Daily Local News (West Chester, PA)

ZERO, ONE, TWO OR THREE ROUNDS?

- by Phillip Alder

Les Dawson, an Englishman whose profession you will soon divine, said, "My mother-in-law has come round to our house at Christmas seven years running. This year, we're having a change. We're going to let her in."

When you are in a trump suit, the number of rounds of that suit you play may determine whether the door opens -- you make the contract -- or stays closed -- you go down.

South is in four hearts. West leads the spade queen, which wins the trick, and continues with the spade 10. After declarer ruffs that, how many rounds of trumps should he immediatel­y draw: zero, one, two or three?

When North rebid one notrump, South just went with the known eight- or nine-card heart fit. (North would not have bid notrump with a singleton heart. With, for example, 3-1-5-4 distributi­on, he would have rebid two clubs.) In this deal, a raise to three no-trump would have worked fine too, but that was far from obvious with the singleton spade. Declarer might concede four tricks: one spade, one diamond and two clubs. He must eliminate a club loser.
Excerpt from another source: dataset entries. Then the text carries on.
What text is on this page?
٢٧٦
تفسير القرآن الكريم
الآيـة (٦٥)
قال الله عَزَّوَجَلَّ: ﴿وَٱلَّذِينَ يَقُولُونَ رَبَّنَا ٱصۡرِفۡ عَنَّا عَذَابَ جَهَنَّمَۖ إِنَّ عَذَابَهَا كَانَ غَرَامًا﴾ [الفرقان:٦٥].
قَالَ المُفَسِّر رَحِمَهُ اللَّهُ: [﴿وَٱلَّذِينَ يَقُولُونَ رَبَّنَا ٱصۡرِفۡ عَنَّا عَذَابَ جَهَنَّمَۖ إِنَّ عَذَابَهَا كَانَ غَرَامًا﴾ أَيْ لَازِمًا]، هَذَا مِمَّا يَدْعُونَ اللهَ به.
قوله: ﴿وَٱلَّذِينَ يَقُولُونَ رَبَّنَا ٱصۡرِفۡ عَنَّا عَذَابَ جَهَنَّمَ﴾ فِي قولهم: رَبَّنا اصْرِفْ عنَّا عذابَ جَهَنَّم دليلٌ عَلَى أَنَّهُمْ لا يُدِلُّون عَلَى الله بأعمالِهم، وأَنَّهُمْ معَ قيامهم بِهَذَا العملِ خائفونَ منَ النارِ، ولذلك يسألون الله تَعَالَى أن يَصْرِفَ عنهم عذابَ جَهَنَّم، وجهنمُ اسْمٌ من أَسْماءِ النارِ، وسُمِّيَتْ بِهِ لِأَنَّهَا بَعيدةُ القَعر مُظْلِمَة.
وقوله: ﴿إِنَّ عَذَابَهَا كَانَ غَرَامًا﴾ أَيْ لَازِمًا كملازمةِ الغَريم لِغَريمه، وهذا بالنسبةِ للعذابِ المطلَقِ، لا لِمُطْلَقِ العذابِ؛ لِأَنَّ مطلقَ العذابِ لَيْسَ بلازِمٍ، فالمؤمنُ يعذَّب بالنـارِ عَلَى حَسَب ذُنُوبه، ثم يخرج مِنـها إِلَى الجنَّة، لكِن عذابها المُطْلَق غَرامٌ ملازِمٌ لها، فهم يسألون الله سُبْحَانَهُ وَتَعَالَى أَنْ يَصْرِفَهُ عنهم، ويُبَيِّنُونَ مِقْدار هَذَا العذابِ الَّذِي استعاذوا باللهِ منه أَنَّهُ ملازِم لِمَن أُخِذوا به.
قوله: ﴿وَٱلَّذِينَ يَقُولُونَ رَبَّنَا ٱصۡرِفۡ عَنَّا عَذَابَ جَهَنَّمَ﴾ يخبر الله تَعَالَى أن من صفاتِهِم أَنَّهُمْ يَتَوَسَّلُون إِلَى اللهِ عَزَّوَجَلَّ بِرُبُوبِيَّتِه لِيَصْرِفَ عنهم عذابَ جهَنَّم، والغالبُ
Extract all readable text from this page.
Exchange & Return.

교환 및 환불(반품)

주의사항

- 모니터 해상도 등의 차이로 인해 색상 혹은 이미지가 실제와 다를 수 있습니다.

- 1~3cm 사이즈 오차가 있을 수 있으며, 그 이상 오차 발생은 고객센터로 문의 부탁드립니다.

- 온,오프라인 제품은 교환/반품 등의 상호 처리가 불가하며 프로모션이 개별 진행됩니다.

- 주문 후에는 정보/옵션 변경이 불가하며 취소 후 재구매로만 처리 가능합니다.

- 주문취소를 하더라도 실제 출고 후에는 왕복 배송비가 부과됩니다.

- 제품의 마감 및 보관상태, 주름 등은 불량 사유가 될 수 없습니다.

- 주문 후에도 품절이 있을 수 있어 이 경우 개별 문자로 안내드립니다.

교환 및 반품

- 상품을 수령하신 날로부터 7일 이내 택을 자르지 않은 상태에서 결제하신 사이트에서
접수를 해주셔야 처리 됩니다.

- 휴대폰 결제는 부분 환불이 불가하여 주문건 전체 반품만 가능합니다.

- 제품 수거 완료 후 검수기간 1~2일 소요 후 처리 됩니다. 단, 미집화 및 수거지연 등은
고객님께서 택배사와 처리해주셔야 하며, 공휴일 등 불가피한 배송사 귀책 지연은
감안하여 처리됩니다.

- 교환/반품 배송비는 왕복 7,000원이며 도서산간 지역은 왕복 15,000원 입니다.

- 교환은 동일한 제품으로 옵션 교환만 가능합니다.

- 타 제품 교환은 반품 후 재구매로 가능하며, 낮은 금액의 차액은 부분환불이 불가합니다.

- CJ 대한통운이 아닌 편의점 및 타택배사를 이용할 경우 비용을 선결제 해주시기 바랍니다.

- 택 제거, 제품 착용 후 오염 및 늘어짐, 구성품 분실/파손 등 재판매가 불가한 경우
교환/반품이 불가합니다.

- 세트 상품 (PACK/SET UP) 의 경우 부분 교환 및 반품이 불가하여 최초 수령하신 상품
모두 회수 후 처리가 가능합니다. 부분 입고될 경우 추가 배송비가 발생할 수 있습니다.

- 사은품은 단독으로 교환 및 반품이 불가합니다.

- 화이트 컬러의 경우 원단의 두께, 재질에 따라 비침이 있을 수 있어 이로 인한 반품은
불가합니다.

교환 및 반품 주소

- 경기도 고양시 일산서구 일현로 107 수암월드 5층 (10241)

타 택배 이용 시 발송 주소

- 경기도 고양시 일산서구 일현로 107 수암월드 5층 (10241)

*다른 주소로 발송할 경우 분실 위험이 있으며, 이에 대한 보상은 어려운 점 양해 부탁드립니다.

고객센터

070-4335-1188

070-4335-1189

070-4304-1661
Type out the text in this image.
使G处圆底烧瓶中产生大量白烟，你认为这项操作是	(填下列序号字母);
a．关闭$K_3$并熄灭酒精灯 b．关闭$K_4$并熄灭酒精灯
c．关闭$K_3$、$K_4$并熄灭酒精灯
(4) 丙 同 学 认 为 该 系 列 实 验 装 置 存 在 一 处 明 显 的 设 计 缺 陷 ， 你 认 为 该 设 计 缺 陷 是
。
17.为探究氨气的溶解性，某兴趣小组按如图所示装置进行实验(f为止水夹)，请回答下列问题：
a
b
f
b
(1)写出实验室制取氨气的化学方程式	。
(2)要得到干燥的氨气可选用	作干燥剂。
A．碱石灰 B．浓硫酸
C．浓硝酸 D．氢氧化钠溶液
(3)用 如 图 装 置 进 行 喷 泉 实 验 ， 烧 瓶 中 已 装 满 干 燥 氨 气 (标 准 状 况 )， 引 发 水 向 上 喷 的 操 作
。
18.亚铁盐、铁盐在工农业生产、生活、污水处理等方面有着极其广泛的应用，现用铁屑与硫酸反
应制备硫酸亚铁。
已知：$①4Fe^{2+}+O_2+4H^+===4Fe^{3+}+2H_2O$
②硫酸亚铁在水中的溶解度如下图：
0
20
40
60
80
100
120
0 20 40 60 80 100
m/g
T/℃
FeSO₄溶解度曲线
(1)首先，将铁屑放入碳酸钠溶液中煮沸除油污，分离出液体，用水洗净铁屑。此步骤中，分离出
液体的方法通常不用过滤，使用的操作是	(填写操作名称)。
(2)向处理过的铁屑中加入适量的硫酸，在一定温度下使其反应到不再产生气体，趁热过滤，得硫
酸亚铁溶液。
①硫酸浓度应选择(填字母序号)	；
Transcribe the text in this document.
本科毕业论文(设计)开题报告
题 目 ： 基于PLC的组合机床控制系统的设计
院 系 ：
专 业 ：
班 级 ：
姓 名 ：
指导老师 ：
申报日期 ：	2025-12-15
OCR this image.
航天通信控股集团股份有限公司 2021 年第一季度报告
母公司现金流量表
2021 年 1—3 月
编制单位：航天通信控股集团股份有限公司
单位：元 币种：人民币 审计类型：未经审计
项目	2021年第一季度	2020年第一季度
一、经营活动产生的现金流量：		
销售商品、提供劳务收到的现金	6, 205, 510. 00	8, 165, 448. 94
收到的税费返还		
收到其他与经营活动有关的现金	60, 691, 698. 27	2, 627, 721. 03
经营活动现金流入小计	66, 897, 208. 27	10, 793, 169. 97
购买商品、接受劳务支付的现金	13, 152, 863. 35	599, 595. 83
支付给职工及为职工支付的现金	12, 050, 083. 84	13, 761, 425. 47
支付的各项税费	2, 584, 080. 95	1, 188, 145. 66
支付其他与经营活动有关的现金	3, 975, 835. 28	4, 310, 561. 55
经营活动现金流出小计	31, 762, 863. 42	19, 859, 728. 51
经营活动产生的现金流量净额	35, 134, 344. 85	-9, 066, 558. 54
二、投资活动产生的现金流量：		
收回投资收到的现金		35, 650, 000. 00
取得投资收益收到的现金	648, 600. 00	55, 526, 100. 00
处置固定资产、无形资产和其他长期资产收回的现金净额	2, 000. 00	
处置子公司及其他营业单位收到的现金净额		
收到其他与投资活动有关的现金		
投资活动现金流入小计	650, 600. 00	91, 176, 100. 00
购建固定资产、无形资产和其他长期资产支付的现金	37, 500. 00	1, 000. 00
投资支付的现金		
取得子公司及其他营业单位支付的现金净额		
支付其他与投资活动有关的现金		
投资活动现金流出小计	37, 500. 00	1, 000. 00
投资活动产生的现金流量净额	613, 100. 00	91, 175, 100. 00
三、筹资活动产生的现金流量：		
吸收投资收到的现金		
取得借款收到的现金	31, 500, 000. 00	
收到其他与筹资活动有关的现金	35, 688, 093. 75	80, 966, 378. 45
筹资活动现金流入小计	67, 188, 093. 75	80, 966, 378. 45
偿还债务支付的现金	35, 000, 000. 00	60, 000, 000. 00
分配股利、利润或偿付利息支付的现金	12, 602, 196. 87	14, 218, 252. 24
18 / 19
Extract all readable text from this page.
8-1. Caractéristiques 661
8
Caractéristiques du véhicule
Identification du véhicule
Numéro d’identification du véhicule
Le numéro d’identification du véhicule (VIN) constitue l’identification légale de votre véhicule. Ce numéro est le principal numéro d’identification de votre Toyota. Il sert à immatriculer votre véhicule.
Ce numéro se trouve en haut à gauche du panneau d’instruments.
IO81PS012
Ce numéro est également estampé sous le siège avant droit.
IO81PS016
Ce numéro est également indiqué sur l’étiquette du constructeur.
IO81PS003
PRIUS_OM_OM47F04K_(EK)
One chance is to find the suit splitting 3-3, but that happens only one time in three. If the clubs are 4-2, South has to ruff his last club on the board. Since this requires only one trump, some players would think that they could afford to draw two rounds of trumps -- but not here. When East wins a club trick, he leads his last trump to kill the ruff.

Declarer should draw one round of trumps, then play three rounds of clubs.